看護師さんや医師に告げると、何だか「こりゃまずい」というような顔をして、神経内科に聞いてみましょうか・・・等と言う。
しかし、歩行には支障がない。
私には説明がなかったのだが、手術の後、これから手術を受ける隣のベッドの患者に、麻酔医が説明しているのが聞こえた。
背中からチューブを挿入する脊髄膜麻酔を施した場合希に脊髄の神経を傷つけることがある・・・と。
何故その患者にだけ説明したのか。
その患者は最近脳梗塞も患っていた。
だからもし麻酔後神経に異常が生じた場合、どこに原因があるのか特定できない可能性が生じる。
そうすると処置が遅れ、生命の危険も有りうる。
・・・と言う事で、脊髄膜下麻酔を受けるかどうか自身で決定してもらうため、そこまで説明していた訳だ。
それをカーテン越しに聞いてしまったのだ。
私は、神経をやられた・・・と思い込んだ訳だ。
このまま震えが止まらなかったら、仕事が出来ない・・・

何だか全てが悪い方向に進んでいる・・・
暗い思いでまたトイレに行った。
そのトイレは出入り口が二つ有る。
私はいつも病室に近い方の出入り口を通っていた。
しかし、なんの拍子か、その時はいつもの出入り口から入り、普段使わない出入り口から出た。
その時、声が聞こえた。
「そうだ。

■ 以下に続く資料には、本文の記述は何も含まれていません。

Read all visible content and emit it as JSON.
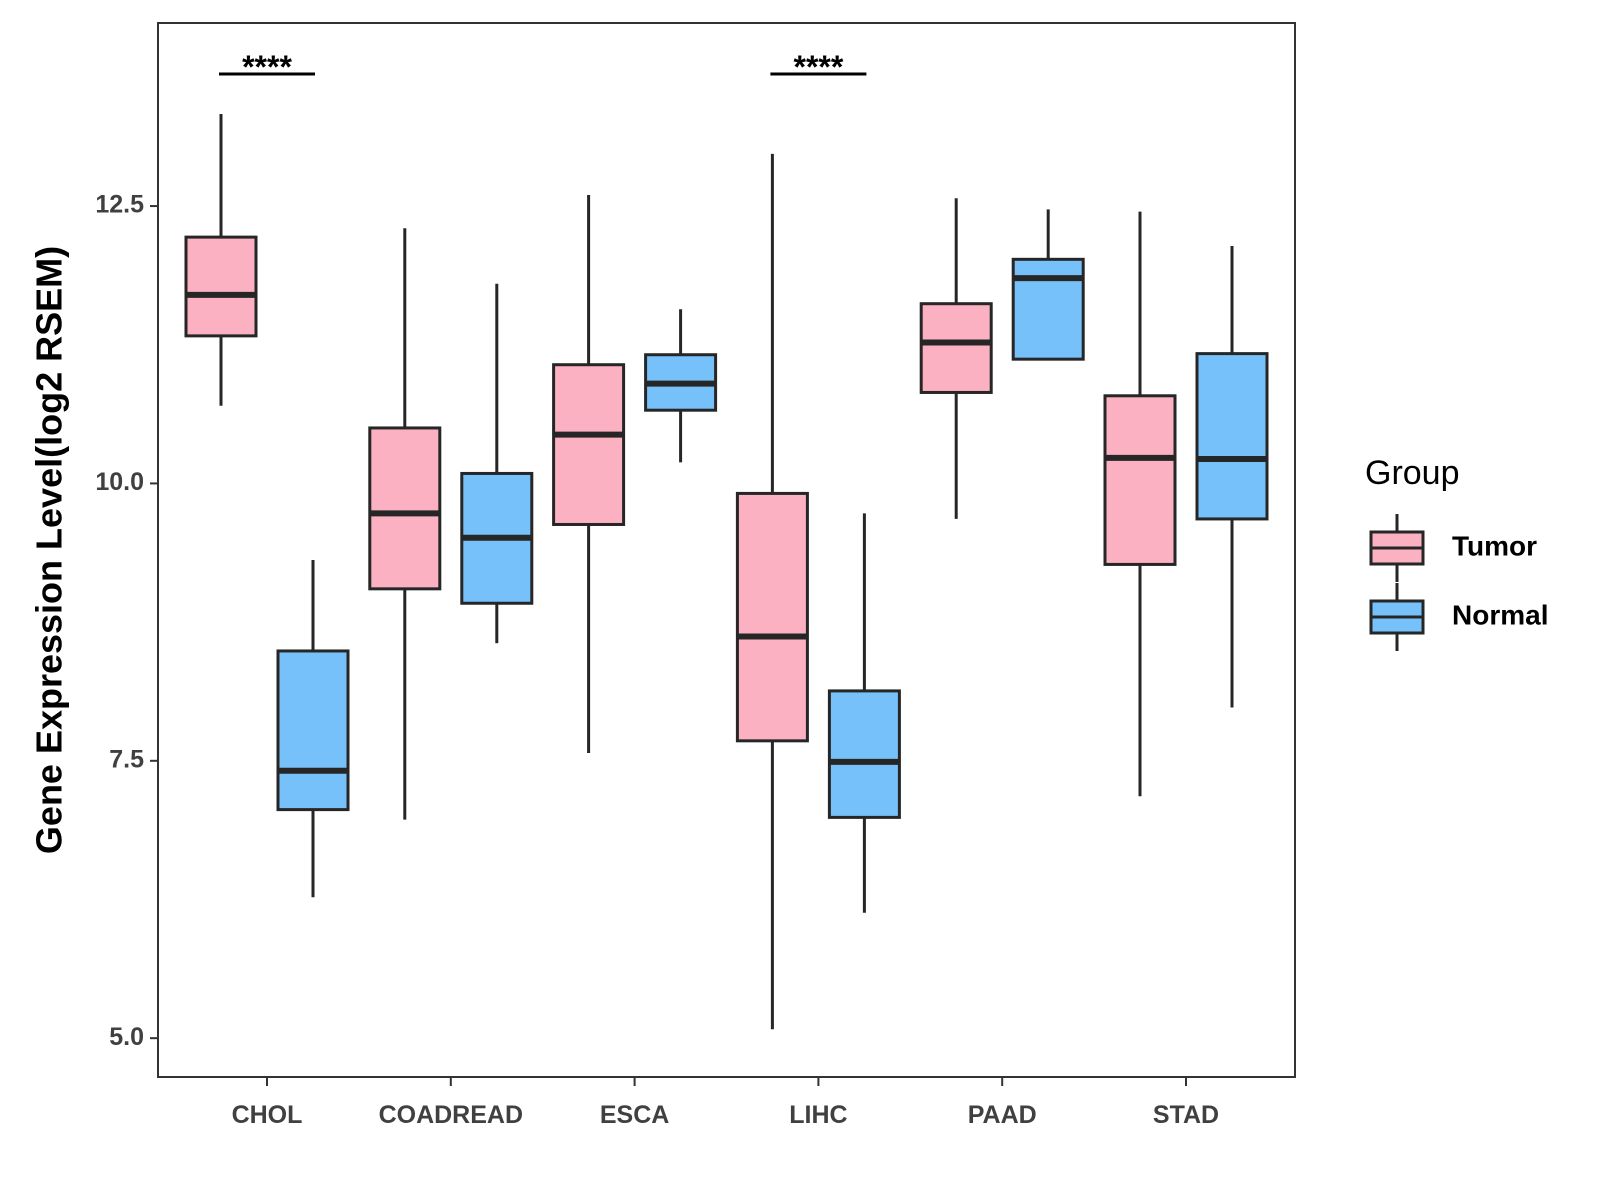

両方とも通らないと駄目だ。出入り口は通るために作られている。それで良し」・・・と。
トイレの神様”の声だった。
調子が悪い原因はこれだったのか!
もう一度その出入り口を通り、トイレに入った。
そして、感慨深く手を洗い、紙タオルで手を拭き、チリ入れに捨てた。
そうすると濡れて捨てられた紙タオルの皺が神様の顔になっていた。
彫りの深いギリシャ系の顔立ちで、ニヤッと微笑んでいた。
それから、言うまでもなく、両方の出入り口を使うようにした。
そうすると全てが好転しだした。
小便はちゃんと出るようになった。
便通も良くなった。
身体のきつさも和らいでいった。
麻酔医が様子を見に来て、手の震え肩の周りの痙攣は脊髄膜下麻酔の副作用でたまに出る事がある・・・と言って帰った。
震えと痙攣は次第に収まったのは言うまでもない。
やはりトイレの神様は存在した。
彫りの深いソース顔の神様だった。
トイレに手を合わせるようになった。